Test Driving my Thomism

Test Driving my Thomism May 17, 2013

In the debate on lying, one of the strongest objections raised (at least in our culture, though it appears not to have been the strongest one for St. Thomas) is the objection “If you can kill an enemy, why can’t you lie to him?”  I think that’s a very reasonable question.  Here’s what I make of Thomas.

When it comes to actions that harm others, the basic idea of the Church is “Try to limit the harm as much as possible.” So, in war, you don’t *get* to kill, you always kill because you have to and you try your best not to kill.

Just war theory is not a series of hoops you jump through and, if you do so, get a 007 and a hearty, “Kill away, my lad! You’ve earned it by passing all the Just War criteria.” Rather the idea is always that you may have to shoot somebody in order to stop them from harming somebody else, but if this can possibly be avoided, then you have to try to avoid it. Of course, on the battlefield, we are talking about chaos and mayhem as we try to live that out and the Church has nothing but pity for anybody thrust into that.

But for the sake of argument here, the basic principle can be illustrated with a more intimate example:

A thug comes into your store and pulls a gun on you. A customer in the store is packing heat and, unseen to the thug, draws a bead on him from behind the canned vegetables. The customer’s a good shot and has his choice of how he will aim at the guy. He could shoot the gun from his hand. He could fire in the air and tell him to drop it. He could do lots of things. But instead, the customer thinks, “I have always wanted to kill a man just to watch him die and this worthless piece of crap is gonna die.” So he shoots the bandit in the head.

The Church would argue that this was not a “proportional” or “ordinate” use of force. Before the civil law, your customer would undoubtedly be acquitted as “killing in self defense.” But morally, what he did was closer to murder, than self-defense, because it was unnecessary to kill the perp and he shot, not to defend himself, but because he proactively, rather than as a last resort, wanted to take human life.

So the idea is never that you “get” to kill. It is that you “have” to unfortunately kill and that, if you could possibly avoid it, you should.  If we had phasers instead of guns, the Church was say that they had to be set to “stun”.

That’s because always, the emphasis is on reluctance to harm the other, rather than proactive eagerness to harm the other, hiding behind a legal justification for doing so.
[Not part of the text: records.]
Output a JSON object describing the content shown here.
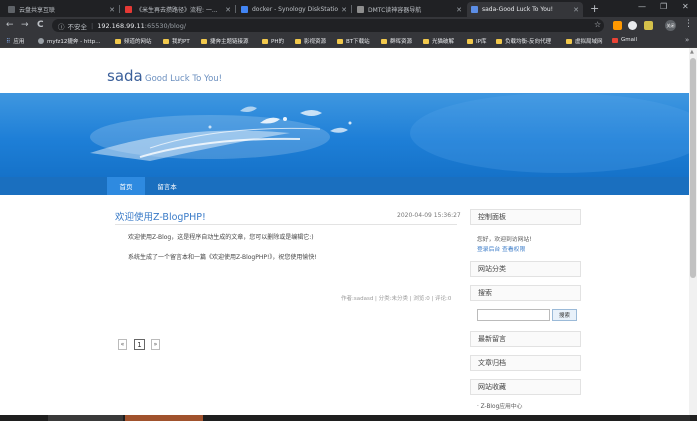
{
  "browser": {
    "tabs": [
      {
        "title": "云盘共享互联",
        "fav_color": "#5f6368"
      },
      {
        "title": "《米生再去攒路径》流程: 一...",
        "fav_color": "#e53935"
      },
      {
        "title": "docker - Synology DiskStation",
        "fav_color": "#4285f4"
      },
      {
        "title": "DMTC读神容器导航",
        "fav_color": "#8e8e8e"
      },
      {
        "title": "sada-Good Luck To You!",
        "fav_color": "#5c8ee6"
      }
    ],
    "new_tab": "+",
    "window": {
      "min": "—",
      "max": "❐",
      "close": "✕"
    },
    "nav": {
      "back": "←",
      "forward": "→",
      "reload": "C"
    },
    "address": {
      "info_icon": "ⓘ",
      "insecure": "不安全",
      "sep": "|",
      "host": "192.168.99.11",
      "path": ":65530/blog/"
    },
    "star": "☆",
    "extensions": [
      {
        "color": "#ff9800"
      },
      {
        "color": "#e8eaed"
      },
      {
        "color": "#d4c14a"
      }
    ],
    "profile": "关闭",
    "menu": "⋮",
    "bookmarks": [
      {
        "label": "应用",
        "icon": "apps"
      },
      {
        "label": "myfz12捷奔 - http...",
        "icon": "globe"
      },
      {
        "label": "频道的网站",
        "icon": "folder"
      },
      {
        "label": "我的PT",
        "icon": "folder"
      },
      {
        "label": "捷奔主题链接源",
        "icon": "folder"
      },
      {
        "label": "PH的",
        "icon": "folder"
      },
      {
        "label": "影视资源",
        "icon": "folder"
      },
      {
        "label": "BT下载站",
        "icon": "folder"
      },
      {
        "label": "群晖资源",
        "icon": "folder"
      },
      {
        "label": "光猫破解",
        "icon": "folder"
      },
      {
        "label": "IP库",
        "icon": "folder"
      },
      {
        "label": "负载均衡-反向代理",
        "icon": "folder"
      },
      {
        "label": "虚拟局域网",
        "icon": "folder"
      },
      {
        "label": "Gmail",
        "icon": "mail"
      }
    ],
    "bookmarks_more": "»"
  },
  "site": {
    "title": "sada",
    "subtitle": "Good Luck To You!",
    "nav": [
      {
        "label": "首页",
        "active": true
      },
      {
        "label": "留言本",
        "active": false
      }
    ]
  },
  "post": {
    "title": "欢迎使用Z-BlogPHP!",
    "date": "2020-04-09 15:36:27",
    "paragraphs": [
      "欢迎使用Z-Blog，这是程序自动生成的文章，您可以删除或是编辑它:)",
      "系统生成了一个留言本和一篇《欢迎使用Z-BlogPHP!》，祝您使用愉快!"
    ],
    "meta": "作者:sadasd | 分类:未分类 | 浏览:0 | 评论:0"
  },
  "pagination": {
    "prev": "«",
    "current": "1",
    "next": "»"
  },
  "sidebar": {
    "control_panel": {
      "title": "控制面板",
      "welcome": "您好，欢迎到访网站!",
      "login": "登录后台",
      "view_perms": "查看权限"
    },
    "categories_title": "网站分类",
    "search": {
      "title": "搜索",
      "button": "搜索"
    },
    "latest_comments_title": "最新留言",
    "archives_title": "文章归档",
    "favorites_title": "网站收藏",
    "favorite_link": "· Z-Blog应用中心"
  }
}
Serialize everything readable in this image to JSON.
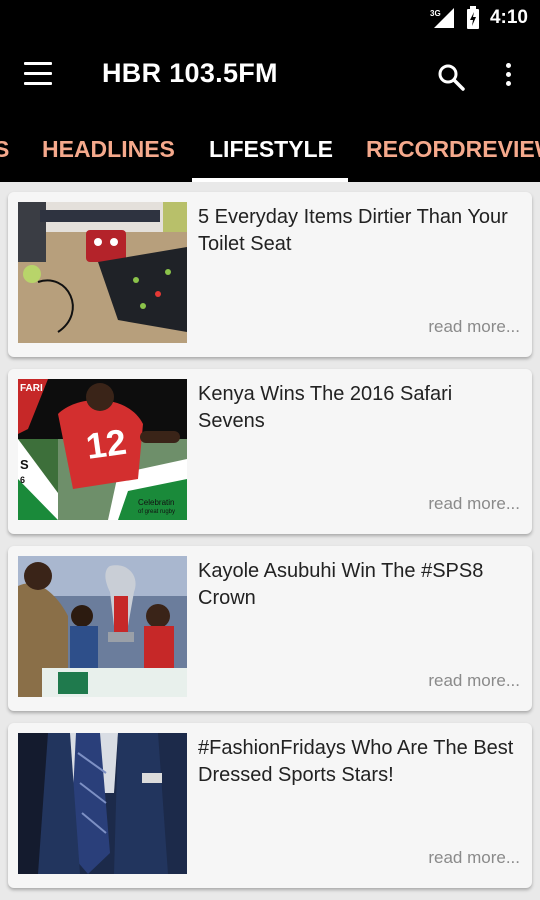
{
  "status_bar": {
    "time": "4:10",
    "network": "3G",
    "icons": [
      "signal-icon",
      "battery-icon"
    ]
  },
  "app_bar": {
    "title": "HBR 103.5FM",
    "icons": [
      "menu-icon",
      "search-icon",
      "more-vert-icon"
    ]
  },
  "tabs": [
    {
      "label": "S",
      "active": false
    },
    {
      "label": "HEADLINES",
      "active": false
    },
    {
      "label": "LIFESTYLE",
      "active": true
    },
    {
      "label": "RECORDREVIEW",
      "active": false
    }
  ],
  "colors": {
    "appbar_bg": "#000000",
    "tab_inactive": "#f5a98c",
    "tab_active": "#ffffff",
    "card_bg": "#f6f6f6",
    "list_bg": "#e9e9e9"
  },
  "articles": [
    {
      "title": "5 Everyday Items Dirtier Than Your Toilet Seat",
      "read_more": "read more...",
      "thumbnail": "keyboard-desk-photo"
    },
    {
      "title": "Kenya Wins The 2016 Safari Sevens",
      "read_more": "read more...",
      "thumbnail": "rugby-player-photo",
      "thumbnail_text": [
        "FARI",
        "S",
        "6",
        "Celebratin",
        "of great rugby"
      ]
    },
    {
      "title": "Kayole Asubuhi Win The #SPS8 Crown",
      "read_more": "read more...",
      "thumbnail": "trophy-celebration-photo"
    },
    {
      "title": "#FashionFridays Who Are The Best Dressed Sports Stars!",
      "read_more": "read more...",
      "thumbnail": "suit-and-tie-photo"
    }
  ]
}
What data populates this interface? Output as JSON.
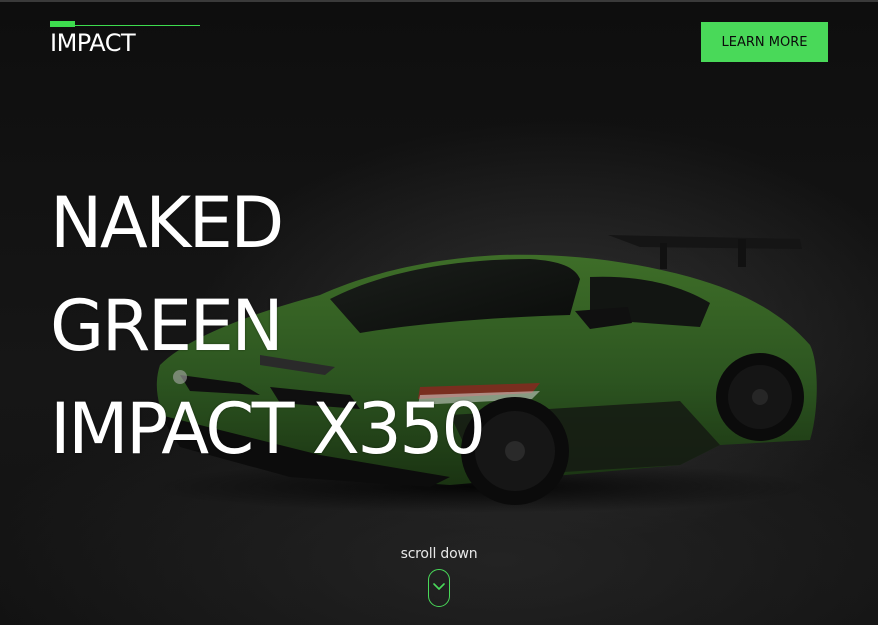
{
  "brand": {
    "name": "IMPACT",
    "accent": "#49d959"
  },
  "header": {
    "cta_label": "LEARN MORE"
  },
  "hero": {
    "headline_lines": [
      "NAKED",
      "GREEN",
      "IMPACT X350"
    ],
    "image": {
      "icon": "sports-car-image",
      "color": "#2f5a1f"
    }
  },
  "scroll": {
    "label": "scroll down",
    "icon": "chevron-down-icon"
  }
}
Okay. Now here’s where St. Thomas comes in with his weird, counter-intuitive logic. He raises exactly this objection and then answers it here:

Objection 4. Further, one ought to choose the lesser evil in order to avoid the greater: even so a physician cuts off a limb, lest the whole body perish. Yet less harm is done by raising a false opinion in a person’s mind, than by someone slaying or being slain. Therefore a man may lawfully lie, to save another from committing murder, or another from being killed.

Reply to Objection 4. A lie is sinful not only because it injures one’s neighbor, but also on account of its inordinateness, as stated above in this Article. Now it is not allowed to make use of anything inordinate in order to ward off injury or defects from another: as neither is it lawful to steal in order to give an alms, except perhaps in a case of necessity when all things are common. Therefore it is not lawful to tell a lie in order to deliver another from any danger whatever. Nevertheless it is lawful to hide the truth prudently, by keeping it back, as Augustine says (Contra Mend. x).
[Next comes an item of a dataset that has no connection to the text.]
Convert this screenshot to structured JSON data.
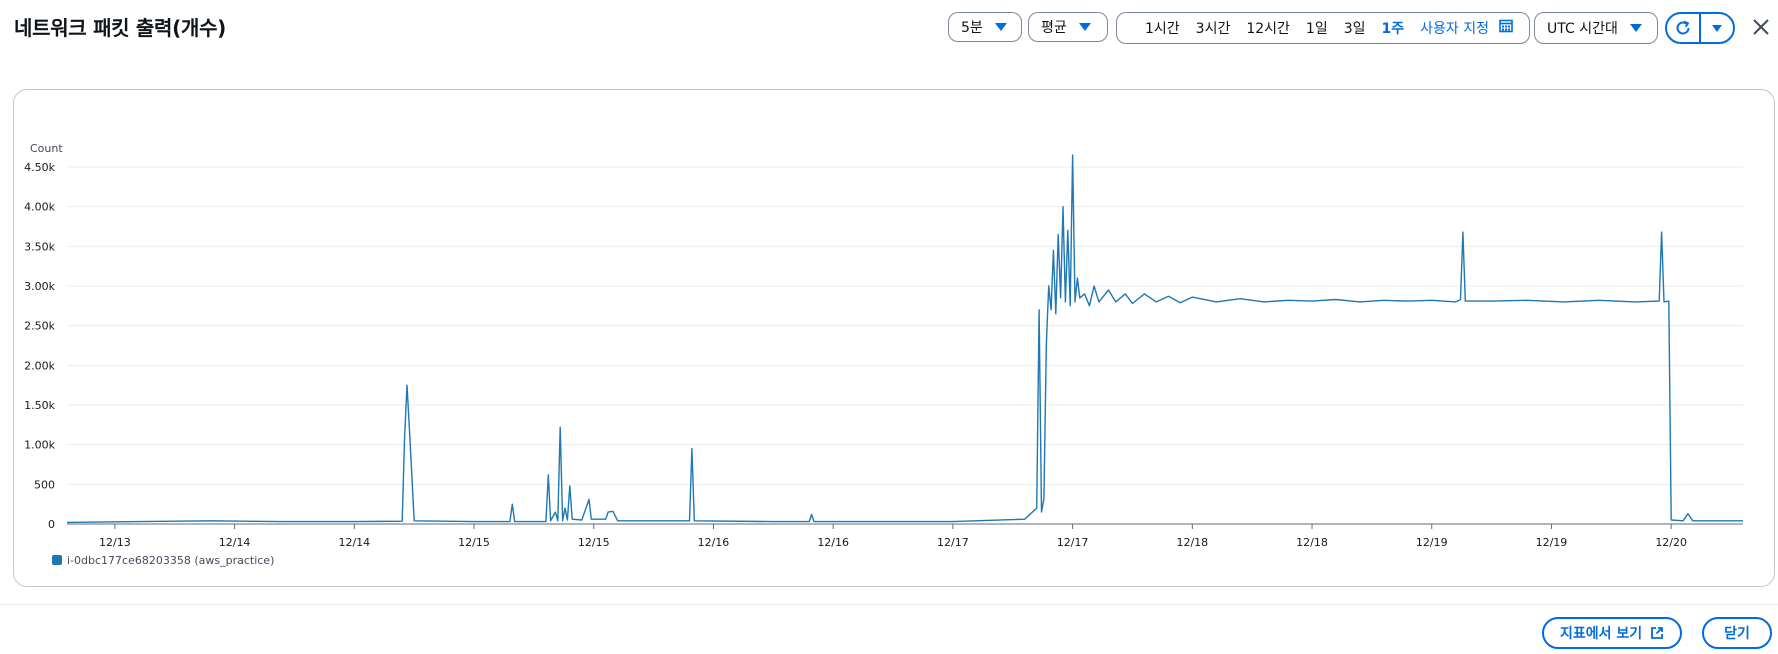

The key word here is “inordinateness”. Basically, what Thomas is saying is that you can shoot at somebody without necessarily actively trying to kill them. Like the customer in my example, you can reluctantly shoot to only frighten or injure, or you can, in trying to stop them, unintentionally kill them–or you can go full max kill mode despite the fact that it is not necessary. In short, with killing there is, weirdly enough, the possibility that you are not *trying* to kill. So Thomas grants that those who are forced to kill in battle are doing so, not because they want to kill, but because they are merely trying to stop an aggressor. This is why, once the aggressor is stopped by an injury, you don’t “get” to finish him off with a bullet to the brain and are, in fact, obligated to care for his injuries if he is, for instance, taken prisoner.  The intention is not to kill, but to stop him.
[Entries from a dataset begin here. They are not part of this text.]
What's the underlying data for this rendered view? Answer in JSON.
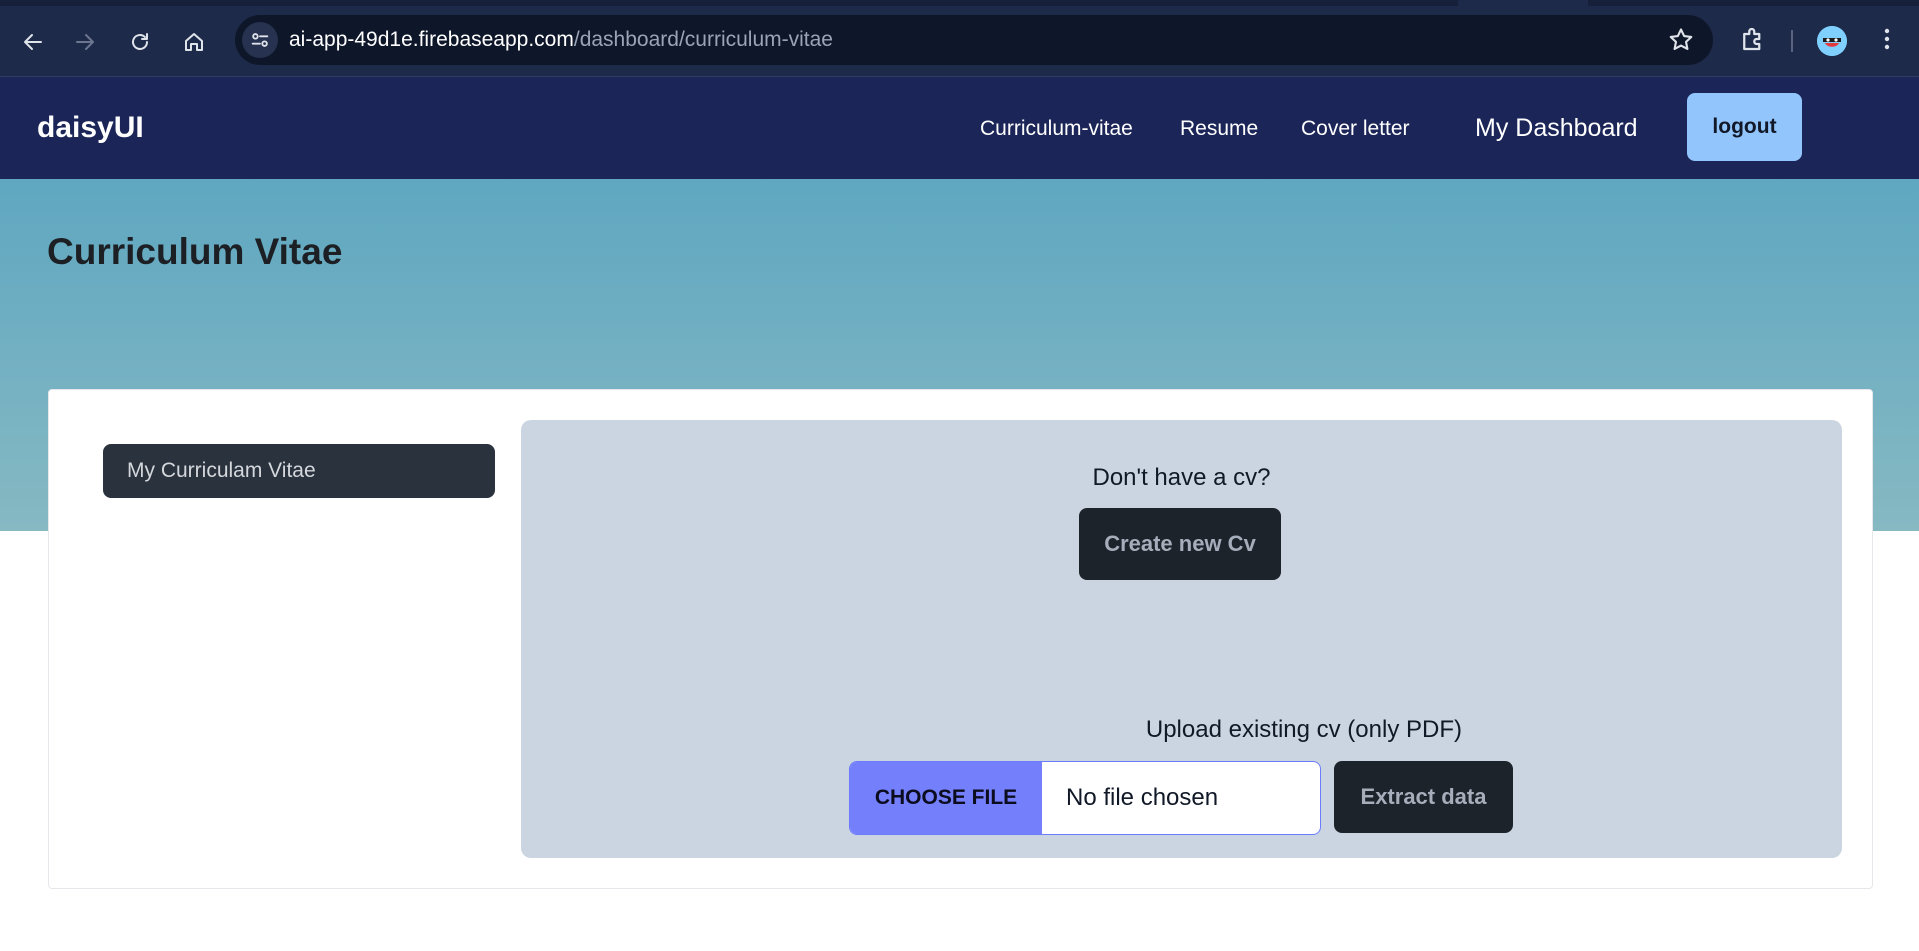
{
  "browser": {
    "url_host": "ai-app-49d1e.firebaseapp.com",
    "url_path": "/dashboard/curriculum-vitae",
    "icons": [
      "back-icon",
      "forward-icon",
      "reload-icon",
      "home-icon",
      "site-info-icon",
      "star-icon",
      "extensions-icon",
      "profile-avatar",
      "kebab-menu-icon"
    ]
  },
  "navbar": {
    "brand": "daisyUI",
    "links": [
      "Curriculum-vitae",
      "Resume",
      "Cover letter"
    ],
    "dashboard": "My Dashboard",
    "logout": "logout"
  },
  "page": {
    "title": "Curriculum Vitae"
  },
  "sidebar": {
    "items": [
      {
        "label": "My Curriculam Vitae"
      }
    ]
  },
  "panel": {
    "no_cv_text": "Don't have a cv?",
    "create_button": "Create new Cv",
    "upload_label": "Upload existing cv (only PDF)",
    "choose_file": "CHOOSE FILE",
    "file_status": "No file chosen",
    "extract_button": "Extract data"
  },
  "colors": {
    "navbar_bg": "#1b2558",
    "logout_bg": "#93c5fd",
    "panel_bg": "#cbd5e1",
    "choose_file_bg": "#747ffc",
    "dark_button_bg": "#1d232a"
  }
}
But Thomas does not see how you can lie to somebody and not mean to lie to them. So he cannot conceive of how you can be proportional or ordinate in lying as you can in killing. You mean to stop an aggressor, not kill him (though you might, sadly, end up doing so).  But you either mean to lie or you don’t.

Weird, I know. But that is Thomas’ logic, as near as I can make out and, despite the weirdness, I don’t have a good argument against him. (He’s aggravating that way.)

I would be interested to hear from an actual Thomist if I have done justice to Thomas’ argument.  I think I have, but what do I know?

Wait till I get around to trying to articulate Thomas’ speculation that angels are more or less made of whipped air when they appear in bodily form.  Fun stuff!

If you want to follow up, I’d recommend you talk to an actual Thomist.